There's no "best" method, as it depends what you can sacrifice (effective aperture, DoF, setup time, etc.). The most important advice I'd give it to abandon all hope of using AF with extreme macro - in most cases it's much easier to move the camera or subject on a macro stage than to try and focus. There's a reason the MPE-65 has no AF or IS. If you're stacking images the control you get from a stage is far superior to turning the focus ring. I'll sometimes use Magic Lantern's focus stacker to drive an AF lens if I don't have any other stuff to hand, but it's gnarly.

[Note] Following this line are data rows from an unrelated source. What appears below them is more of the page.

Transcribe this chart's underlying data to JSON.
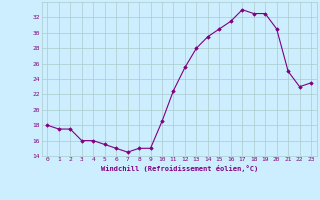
{
  "x": [
    0,
    1,
    2,
    3,
    4,
    5,
    6,
    7,
    8,
    9,
    10,
    11,
    12,
    13,
    14,
    15,
    16,
    17,
    18,
    19,
    20,
    21,
    22,
    23
  ],
  "y": [
    18,
    17.5,
    17.5,
    16,
    16,
    15.5,
    15,
    14.5,
    15,
    15,
    18.5,
    22.5,
    25.5,
    28,
    29.5,
    30.5,
    31.5,
    33,
    32.5,
    32.5,
    30.5,
    25,
    23,
    23.5
  ],
  "line_color": "#800080",
  "marker_color": "#800080",
  "bg_color": "#cceeff",
  "grid_color": "#aacccc",
  "xlabel": "Windchill (Refroidissement éolien,°C)",
  "xlabel_color": "#800080",
  "tick_color": "#800080",
  "ylim": [
    14,
    34
  ],
  "xlim": [
    -0.5,
    23.5
  ],
  "yticks": [
    14,
    16,
    18,
    20,
    22,
    24,
    26,
    28,
    30,
    32
  ],
  "xticks": [
    0,
    1,
    2,
    3,
    4,
    5,
    6,
    7,
    8,
    9,
    10,
    11,
    12,
    13,
    14,
    15,
    16,
    17,
    18,
    19,
    20,
    21,
    22,
    23
  ],
  "fig_bg": "#cceeff"
}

Reversing a short prime directly onto the body is the simplest arrangement and lets the most light through. You need an old manual lens with a mechanical aperture ring though - it's where Nikon users get to smile - a lot of macro shooters buy old film SLR lenses on eBay.

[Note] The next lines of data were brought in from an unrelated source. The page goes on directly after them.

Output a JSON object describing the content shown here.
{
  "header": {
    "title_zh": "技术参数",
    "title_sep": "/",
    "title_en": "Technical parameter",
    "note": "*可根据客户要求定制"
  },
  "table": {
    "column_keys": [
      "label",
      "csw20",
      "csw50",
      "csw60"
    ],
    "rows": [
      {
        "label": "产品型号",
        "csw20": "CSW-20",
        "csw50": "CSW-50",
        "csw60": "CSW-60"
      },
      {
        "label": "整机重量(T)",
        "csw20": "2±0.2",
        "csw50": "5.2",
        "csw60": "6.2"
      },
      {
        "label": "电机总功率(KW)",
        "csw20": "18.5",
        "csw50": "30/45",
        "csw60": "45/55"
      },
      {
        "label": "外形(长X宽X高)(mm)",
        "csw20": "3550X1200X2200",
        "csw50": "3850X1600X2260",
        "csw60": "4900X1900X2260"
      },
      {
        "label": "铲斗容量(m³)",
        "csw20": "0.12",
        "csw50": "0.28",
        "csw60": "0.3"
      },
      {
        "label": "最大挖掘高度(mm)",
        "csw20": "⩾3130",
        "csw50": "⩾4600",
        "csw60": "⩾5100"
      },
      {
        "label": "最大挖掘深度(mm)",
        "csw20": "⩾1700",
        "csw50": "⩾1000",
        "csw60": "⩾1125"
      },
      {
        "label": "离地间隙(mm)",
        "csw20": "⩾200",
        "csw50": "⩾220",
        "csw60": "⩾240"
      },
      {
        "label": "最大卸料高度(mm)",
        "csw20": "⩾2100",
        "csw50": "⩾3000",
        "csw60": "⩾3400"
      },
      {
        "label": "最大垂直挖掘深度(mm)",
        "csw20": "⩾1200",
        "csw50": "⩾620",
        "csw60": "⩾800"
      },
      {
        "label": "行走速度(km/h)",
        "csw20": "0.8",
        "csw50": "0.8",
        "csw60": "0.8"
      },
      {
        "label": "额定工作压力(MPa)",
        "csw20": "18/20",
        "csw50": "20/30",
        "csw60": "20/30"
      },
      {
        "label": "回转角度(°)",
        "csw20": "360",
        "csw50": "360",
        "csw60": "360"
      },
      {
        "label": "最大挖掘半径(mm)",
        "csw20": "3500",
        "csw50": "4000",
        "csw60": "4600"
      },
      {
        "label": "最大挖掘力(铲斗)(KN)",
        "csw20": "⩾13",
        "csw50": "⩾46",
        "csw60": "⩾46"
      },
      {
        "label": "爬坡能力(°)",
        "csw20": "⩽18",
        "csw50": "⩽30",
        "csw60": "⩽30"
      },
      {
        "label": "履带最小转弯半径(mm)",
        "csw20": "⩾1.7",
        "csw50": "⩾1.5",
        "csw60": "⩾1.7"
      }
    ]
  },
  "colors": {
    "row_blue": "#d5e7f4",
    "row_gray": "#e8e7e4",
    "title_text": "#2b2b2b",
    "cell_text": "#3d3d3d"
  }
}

Reversing a short lens on the front of a longer one gives higher magnification but at a cost - if the combination isn't right you get vignetting, and there's a major reduction in light. The highest magnification is where the body lens is a long tele (focus at infinity) and the reversed element is a short prime (also at infinity) - but go too far and the focus point ends up against the glass.

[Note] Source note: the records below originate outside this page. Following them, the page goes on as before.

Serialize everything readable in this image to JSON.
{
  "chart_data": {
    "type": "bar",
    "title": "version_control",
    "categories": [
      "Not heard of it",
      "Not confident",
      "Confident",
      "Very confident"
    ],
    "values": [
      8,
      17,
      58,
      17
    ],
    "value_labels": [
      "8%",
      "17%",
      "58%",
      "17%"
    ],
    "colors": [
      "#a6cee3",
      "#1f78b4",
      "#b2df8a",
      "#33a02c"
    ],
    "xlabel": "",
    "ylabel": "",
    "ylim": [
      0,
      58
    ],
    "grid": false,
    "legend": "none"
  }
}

As a rough guide, here are some measurements I took using a 7D, SMC 50mm, 70-200mm, 2x TC, macro tubes and a 17mm fisheye. The table shows lenses attached from the body (left) to the subject (right), and 'R' shows a reverse mount.
Lenses | Focal distance (mm) | Frame width (mm) |
50mmR | 100 | 32 |
TC 50mmR | 100 | 17 |
tube68 50mmR | 50 | 11 |
tube36 50mmR | 60 | 24 |
tube20 50mmR | 70 | 21 |
tube68 TC 50mmR | 80 | 8.5 |
TC tube68 50mmR | 45 | 6 |
TC 70mm 50mmR | 15 | 8 |
TC 200mm 50mmR | 15 | 3 |
tube68 TC 200mm 50mmR | 10 | 3 |
200mm 17mmR | 40 | 3 |
TC 200mm 17mmR | 40 | 1 |
That last row sounds awesome, but your DoF is around 0.01mm so you need a microscope stage to adjust it (and a very dead subject). You can actually shoot through a microscope objective lens (mounted into a hole in a spare body cap) - it's a fiddly process, but by using a planar objective you preserve focus across the frame so it's easier to stack.